第3章 SE、命を救われる。
「メラ!」
甲高く、威厳に満ちた声が響いた。
次の瞬間、あたりが光に包まれ、猛烈な熱さが体を覆った。
オオカミは俺の体から一斉に飛びのいた。
どうやら、あたり一帯が炎に包まれているらしい。
体が燃えるように熱い。いや、すでに火が燃え移っているのかもしれない。
その瞬間、森の奥から雄たけびが響き、誰かが突進してくる気配を感じた。
どうやら、オオカミとの戦闘が始まったようだ――
そこで、意識が途絶える.......
「ホイミ!」
温かい、どこかおおらかな声が聞こえた気がした。
次の瞬間、体が急に軽くなり、そして目覚めの良い朝のような感覚で意識を取り戻す。
「気が付いたようだ。」
図太い声が響く。誰かに抱えられ、体を少しずつ起こされる。
目を開けると、いつの間にかあたりは明るくなっており、森の木々に朝日が差し込んでいた。
目の前には、焚火を囲んで座る三人の男がいた。
一人は鎧のような重装を身に纏い、しっかりとした体格でこちらを見ている。
もう一人は杖のようなものを手に持ち、落ち着いた雰囲気で周囲を見渡していた。
残りの一人は、白い装束を思わせる服で、静かにこちらを観察している。
俺は声が出ず、怪訝な顔を浮かべるのみだった。
鎧の男が口を開く。
「オオカミは追っ払った。君はあちこちを噛まれ、重傷だったが、リオンの治癒で一命は取り留めた。」
「俺たちは、ギルドの依頼でこの森のオオカミを狩るクエストを受けていた。森を巡っているうちに、君がオオカミに襲われているのを見つけたのだ。」
鎧の男は戦士でレオと名乗った。皮の鎧を身にまとった大男である。
白装束の男は僧侶で、リオンという名前だった。治癒と守護を専門としているらしい。常に優し気な笑みを浮かべている。
杖を持つ男は魔法使いで、ルナと名乗った。彼が咄嗟に火の魔法を放ち、オオカミを燃え上がらせた。ついでに俺も燃えていたらしい。
「た、たすけてくれて、ありがとう……」
俺は礼を言い終えたあと、ふと三人の姿を改めて見回した。
戦士、僧侶、魔法使い――まるでファンタジー世界の登場人物そのものだ。
そういえば、ファンタジー世界でこうした職業が定番になったのは、いつからだっただろうか。
思い返すに、海外版RPGでは「ウィザードリィ」が始まりだったように思う。たしか1970年後半に登場したこのゲームは、戦士、僧侶、魔法使い、盗賊、ローグなどをパーティーに組み込み、ダンジョン探索のシステムを確立した。戦士は高い攻撃力と耐久力、僧侶は回復と聖属性攻撃、魔法使いは強力な攻撃魔法と多彩な呪文を使える。ターン制戦闘での戦略性も高く、後のRPGの原型といえる。ちなみに、『ドラゴンクエスト』を制作する際にも、『ウィザードリィ』から大きな影響を受けたことが知られており、職業システムや戦闘の基礎設計にその痕跡が見て取れる。
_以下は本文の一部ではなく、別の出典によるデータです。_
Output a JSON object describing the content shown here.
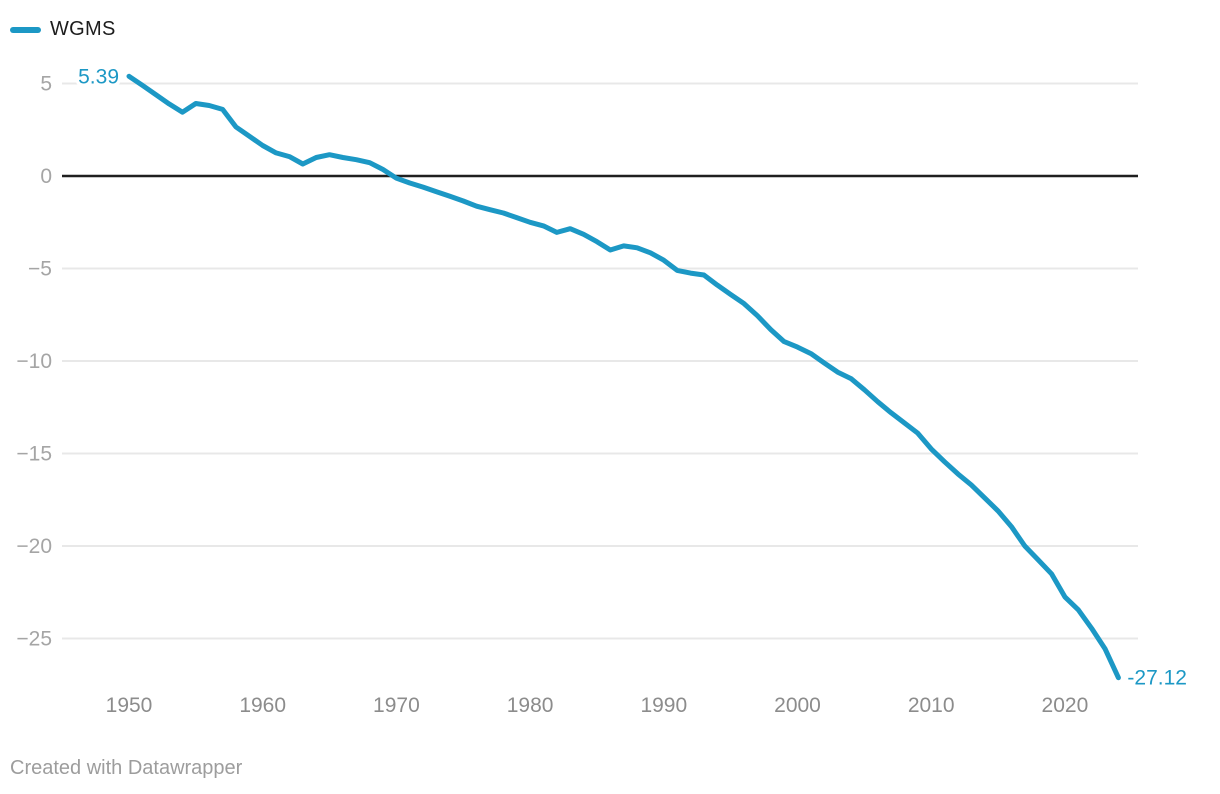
{
  "legend": {
    "series": [
      {
        "label": "WGMS",
        "color": "#1c98c5"
      }
    ]
  },
  "footer": {
    "text": "Created with Datawrapper"
  },
  "chart_data": {
    "type": "line",
    "title": "",
    "xlabel": "",
    "ylabel": "",
    "grid": "horizontal",
    "grid_color": "#e8e8e8",
    "zero_line_color": "#1f1f1f",
    "background_color": "#ffffff",
    "legend_position": "top-left",
    "xlim": [
      1945,
      2029
    ],
    "ylim": [
      -28.5,
      6.5
    ],
    "point_labels": {
      "first": "5.39",
      "last": "-27.12"
    },
    "x_axis": {
      "ticks": [
        {
          "value": 1950,
          "label": "1950"
        },
        {
          "value": 1960,
          "label": "1960"
        },
        {
          "value": 1970,
          "label": "1970"
        },
        {
          "value": 1980,
          "label": "1980"
        },
        {
          "value": 1990,
          "label": "1990"
        },
        {
          "value": 2000,
          "label": "2000"
        },
        {
          "value": 2010,
          "label": "2010"
        },
        {
          "value": 2020,
          "label": "2020"
        }
      ]
    },
    "y_axis": {
      "ticks": [
        {
          "value": 5,
          "label": "5"
        },
        {
          "value": 0,
          "label": "0"
        },
        {
          "value": -5,
          "label": "−5"
        },
        {
          "value": -10,
          "label": "−10"
        },
        {
          "value": -15,
          "label": "−15"
        },
        {
          "value": -20,
          "label": "−20"
        },
        {
          "value": -25,
          "label": "−25"
        }
      ],
      "zero_line": true
    },
    "series": [
      {
        "name": "WGMS",
        "color": "#1c98c5",
        "years": [
          1950,
          1951,
          1952,
          1953,
          1954,
          1955,
          1956,
          1957,
          1958,
          1959,
          1960,
          1961,
          1962,
          1963,
          1964,
          1965,
          1966,
          1967,
          1968,
          1969,
          1970,
          1971,
          1972,
          1973,
          1974,
          1975,
          1976,
          1977,
          1978,
          1979,
          1980,
          1981,
          1982,
          1983,
          1984,
          1985,
          1986,
          1987,
          1988,
          1989,
          1990,
          1991,
          1992,
          1993,
          1994,
          1995,
          1996,
          1997,
          1998,
          1999,
          2000,
          2001,
          2002,
          2003,
          2004,
          2005,
          2006,
          2007,
          2008,
          2009,
          2010,
          2011,
          2012,
          2013,
          2014,
          2015,
          2016,
          2017,
          2018,
          2019,
          2020,
          2021,
          2022,
          2023,
          2024
        ],
        "values": [
          5.39,
          4.9,
          4.4,
          3.9,
          3.45,
          3.92,
          3.81,
          3.6,
          2.65,
          2.15,
          1.65,
          1.25,
          1.05,
          0.65,
          1.0,
          1.15,
          1.0,
          0.88,
          0.72,
          0.35,
          -0.12,
          -0.38,
          -0.6,
          -0.85,
          -1.1,
          -1.35,
          -1.63,
          -1.82,
          -2.0,
          -2.25,
          -2.5,
          -2.7,
          -3.05,
          -2.85,
          -3.15,
          -3.55,
          -4.0,
          -3.78,
          -3.88,
          -4.15,
          -4.55,
          -5.1,
          -5.25,
          -5.35,
          -5.9,
          -6.4,
          -6.9,
          -7.55,
          -8.3,
          -8.95,
          -9.25,
          -9.6,
          -10.1,
          -10.6,
          -10.95,
          -11.55,
          -12.2,
          -12.8,
          -13.35,
          -13.9,
          -14.75,
          -15.45,
          -16.1,
          -16.7,
          -17.4,
          -18.1,
          -18.95,
          -20.0,
          -20.75,
          -21.5,
          -22.75,
          -23.45,
          -24.45,
          -25.55,
          -27.12
        ]
      }
    ]
  }
}
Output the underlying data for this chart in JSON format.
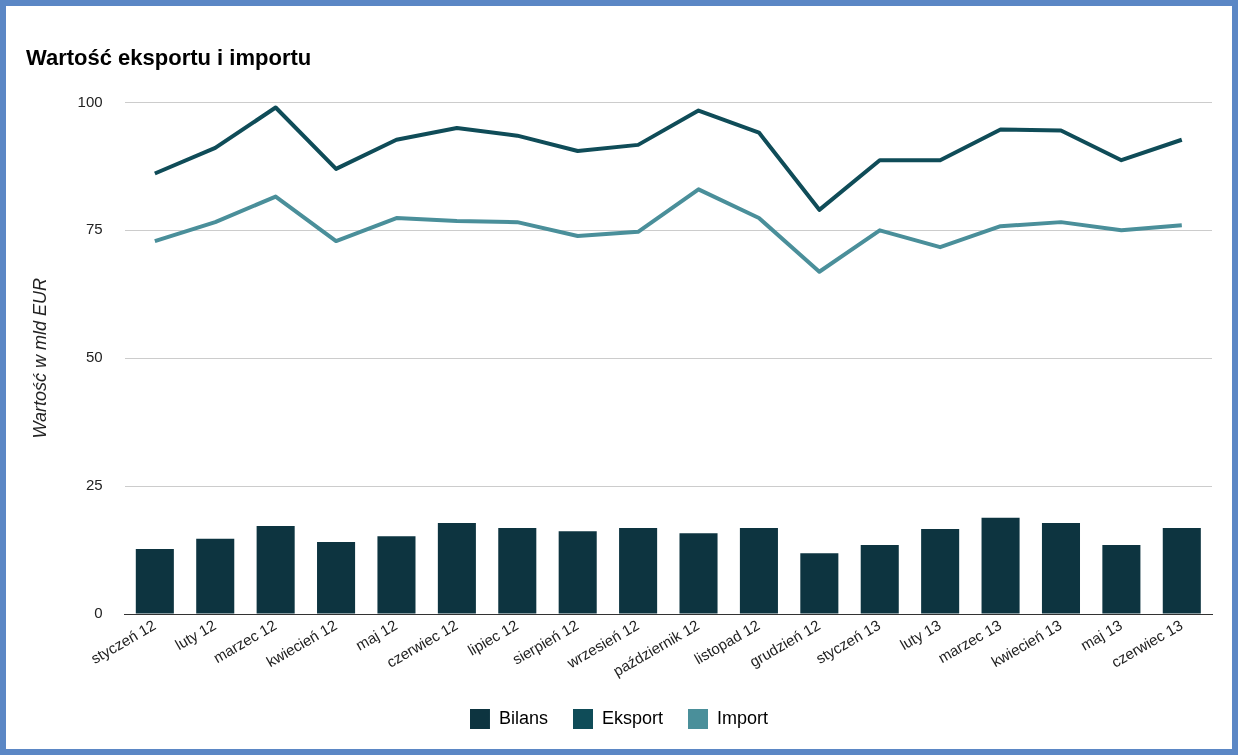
{
  "chart_data": {
    "type": "bar",
    "title": "Wartość eksportu i importu",
    "ylabel": "Wartość w mld EUR",
    "categories": [
      "styczeń 12",
      "luty 12",
      "marzec 12",
      "kwiecień 12",
      "maj 12",
      "czerwiec 12",
      "lipiec 12",
      "sierpień 12",
      "wrzesień 12",
      "październik 12",
      "listopad 12",
      "grudzień 12",
      "styczeń 13",
      "luty 13",
      "marzec 13",
      "kwiecień 13",
      "maj 13",
      "czerwiec 13"
    ],
    "series": [
      {
        "name": "Bilans",
        "color": "#0d3440",
        "values": [
          12.7,
          14.7,
          17.2,
          14.1,
          15.2,
          17.8,
          16.8,
          16.2,
          16.8,
          15.8,
          16.8,
          11.9,
          13.5,
          16.6,
          18.8,
          17.8,
          13.5,
          16.8
        ]
      },
      {
        "name": "Eksport",
        "type": "line",
        "color": "#0f4c58",
        "values": [
          86.1,
          91.1,
          99,
          87,
          92.7,
          95,
          93.5,
          90.5,
          91.7,
          98.4,
          94.1,
          79,
          88.7,
          88.7,
          94.7,
          94.5,
          88.7,
          92.7
        ]
      },
      {
        "name": "Import",
        "type": "line",
        "color": "#4a8f9a",
        "values": [
          72.9,
          76.6,
          81.6,
          72.9,
          77.4,
          76.8,
          76.6,
          73.9,
          74.7,
          83,
          77.4,
          66.9,
          75,
          71.7,
          75.8,
          76.6,
          75,
          76
        ]
      }
    ],
    "ylim": [
      0,
      100
    ],
    "yticks": [
      0,
      25,
      50,
      75,
      100
    ],
    "grid": "y",
    "legend": "bottom",
    "marker": "none",
    "line_style": "solid"
  }
}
同じく海外RPGでは「ウルティマ」シリーズも特徴的だ。キャラクターの性格や属性に応じた職業選択が可能で、戦士や魔法使いだけでなく、盗賊や商人など多彩な職業が存在した。職業によって戦闘だけでなく世界との関わり方も変わる自由度の高さが、後のRPGに大きな影響を与えたのだ。
日本のRPGでは、やはり、ドラクエとファイナルファンタジーが元祖ではないだろうか。1980年台後半に発売された、ドラゴンクエストIII そして伝説へ…では、戦士、武闘家、魔法使い、僧侶を自由に組み合わせてパーティーを編成できる。1987年の初代ファイナルファンタジーは「ジョブシステム」を導入し、職業ごとの成長やスキルの差で戦術が大きく変わる設計になっていた。
特にドラクエIIIは発売日が平日だったにもかかわらず、全国のゲーム店には大行列ができ、子供たちは学校を休んで購入しに行ったという逸話が残る。さらに、あまりの人気のため、店頭でのカツアゲや小競り合いなどのトラブルも起き、社会現象とも言える熱狂ぶりを見せた。この事件は、ドラクエが単なるゲームを超え、文化的現象となった象徴のひとつとして語られることが多い。
これらのシリーズは現在も最新作が発売されるロングセラー作品であるが、当時ほどの熱狂は、おそらく、もう今後見ることはできないだろう。
まさか、自分が、こうした職業の人々と出会うことになるとは思わなかった。
俺は無意識に少し笑みを漏らした。